Early diagnosis and intervention of esophageal squamous cell carcinoma (ESCC) can improve the prognosis. The purpose of this study was to identify biomarkers for ESCC and esophageal precancerous lesions (intraepithelial neoplasia, IEN). Based on the proteomic and genomic data of esophageal tissue including previously reported data, up-regulated proteins with copy number amplification in esophageal cancer were screened as candidate biomarkers. Five proteins, including KDM2A, RAD9A, ECT2, CYHR1 and TONSL, were confirmed by immunohistochemistry on ESCC and normal esophagus (NE). Then, we investigated the expression of 5 proteins in 236 participants (60 NEs, 93 IENs and 83 ESCCs) which were randomly divided into training set and test set.
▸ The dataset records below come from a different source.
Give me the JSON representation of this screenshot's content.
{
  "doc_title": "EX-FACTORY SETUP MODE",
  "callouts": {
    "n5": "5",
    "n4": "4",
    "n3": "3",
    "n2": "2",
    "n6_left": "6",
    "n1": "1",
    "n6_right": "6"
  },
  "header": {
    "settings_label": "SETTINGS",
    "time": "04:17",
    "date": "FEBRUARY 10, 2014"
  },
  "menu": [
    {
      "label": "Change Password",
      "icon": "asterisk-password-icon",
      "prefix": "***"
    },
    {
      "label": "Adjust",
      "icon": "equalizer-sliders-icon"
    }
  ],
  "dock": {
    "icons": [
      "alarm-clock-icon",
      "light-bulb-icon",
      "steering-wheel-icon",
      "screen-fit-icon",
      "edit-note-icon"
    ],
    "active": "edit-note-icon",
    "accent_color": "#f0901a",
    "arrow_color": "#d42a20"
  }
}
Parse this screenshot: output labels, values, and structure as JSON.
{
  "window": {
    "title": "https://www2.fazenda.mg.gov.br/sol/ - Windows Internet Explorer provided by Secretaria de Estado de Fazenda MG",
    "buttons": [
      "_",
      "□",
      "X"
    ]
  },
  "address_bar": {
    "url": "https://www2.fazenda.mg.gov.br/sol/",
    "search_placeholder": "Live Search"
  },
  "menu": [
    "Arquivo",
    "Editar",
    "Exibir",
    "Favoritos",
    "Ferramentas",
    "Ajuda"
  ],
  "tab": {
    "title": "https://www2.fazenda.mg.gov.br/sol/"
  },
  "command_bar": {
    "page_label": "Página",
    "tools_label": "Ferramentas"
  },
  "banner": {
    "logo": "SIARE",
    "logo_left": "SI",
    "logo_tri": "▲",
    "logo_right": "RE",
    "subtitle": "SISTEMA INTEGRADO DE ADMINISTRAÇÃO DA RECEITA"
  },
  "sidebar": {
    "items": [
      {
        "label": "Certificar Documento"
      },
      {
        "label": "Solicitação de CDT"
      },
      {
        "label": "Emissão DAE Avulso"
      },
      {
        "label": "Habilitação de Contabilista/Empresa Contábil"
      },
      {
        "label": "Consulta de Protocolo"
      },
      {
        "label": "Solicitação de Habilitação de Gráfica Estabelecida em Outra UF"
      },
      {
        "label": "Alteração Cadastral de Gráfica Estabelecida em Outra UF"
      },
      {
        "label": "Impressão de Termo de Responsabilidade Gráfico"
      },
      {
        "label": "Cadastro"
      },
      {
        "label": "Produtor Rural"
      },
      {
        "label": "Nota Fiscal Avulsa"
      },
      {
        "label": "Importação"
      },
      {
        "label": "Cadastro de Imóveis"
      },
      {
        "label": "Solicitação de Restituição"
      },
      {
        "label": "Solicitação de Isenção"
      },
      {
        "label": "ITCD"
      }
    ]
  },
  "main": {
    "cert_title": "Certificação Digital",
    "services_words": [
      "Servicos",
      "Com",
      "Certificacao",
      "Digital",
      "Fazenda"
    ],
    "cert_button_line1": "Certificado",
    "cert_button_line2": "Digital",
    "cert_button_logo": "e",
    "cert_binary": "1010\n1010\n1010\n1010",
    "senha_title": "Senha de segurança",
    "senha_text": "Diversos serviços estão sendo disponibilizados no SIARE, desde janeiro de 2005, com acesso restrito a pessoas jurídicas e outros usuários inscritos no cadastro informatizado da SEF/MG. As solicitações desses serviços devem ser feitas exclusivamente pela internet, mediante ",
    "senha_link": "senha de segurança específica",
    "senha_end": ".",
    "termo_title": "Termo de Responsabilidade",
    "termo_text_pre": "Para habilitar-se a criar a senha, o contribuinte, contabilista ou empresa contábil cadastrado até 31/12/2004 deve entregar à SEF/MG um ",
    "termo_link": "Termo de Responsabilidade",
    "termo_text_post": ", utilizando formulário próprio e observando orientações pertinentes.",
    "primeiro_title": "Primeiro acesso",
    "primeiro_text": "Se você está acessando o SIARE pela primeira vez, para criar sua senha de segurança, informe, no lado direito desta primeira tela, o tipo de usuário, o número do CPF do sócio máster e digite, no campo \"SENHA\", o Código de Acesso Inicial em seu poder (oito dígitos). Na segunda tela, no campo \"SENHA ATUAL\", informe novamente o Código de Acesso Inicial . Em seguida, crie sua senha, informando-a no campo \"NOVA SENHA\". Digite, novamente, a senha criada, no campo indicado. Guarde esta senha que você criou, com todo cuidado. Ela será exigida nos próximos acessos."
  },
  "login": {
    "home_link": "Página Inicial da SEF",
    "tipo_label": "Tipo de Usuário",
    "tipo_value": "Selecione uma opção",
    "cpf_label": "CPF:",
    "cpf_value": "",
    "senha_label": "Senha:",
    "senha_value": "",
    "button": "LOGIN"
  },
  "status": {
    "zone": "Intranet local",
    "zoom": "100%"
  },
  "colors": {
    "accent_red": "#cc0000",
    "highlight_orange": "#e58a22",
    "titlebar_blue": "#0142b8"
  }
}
When distinguishing ESCC from NE, the area under curve (AUC) of the multiprotein model was 0.940 in the training set, while the lowest AUC of a protein was 0.735. In the test set, the results were similar. When distinguishing ESCC from IEN or distinguishing IEN from NE, the diagnostic efficiency of the multi-protein models were also improved compared with that of single protein. Our findings suggest that combined detection of KDM2A, RAD9A, ECT2, CYHR1 and TONSL can be used as potential biomarkers for the early diagnosis of ESCC and precancerous lesion development prediction. SignificanceCandidate biomarkers including KDM2A, RAD9A, ECT2, CYHR1 and TONSL screened by integrating genomic and proteomic data from the esophagus can be used as potential biomarkers for the early diagnosis of esophageal squamous cell carcinoma and precancerous lesion development prediction.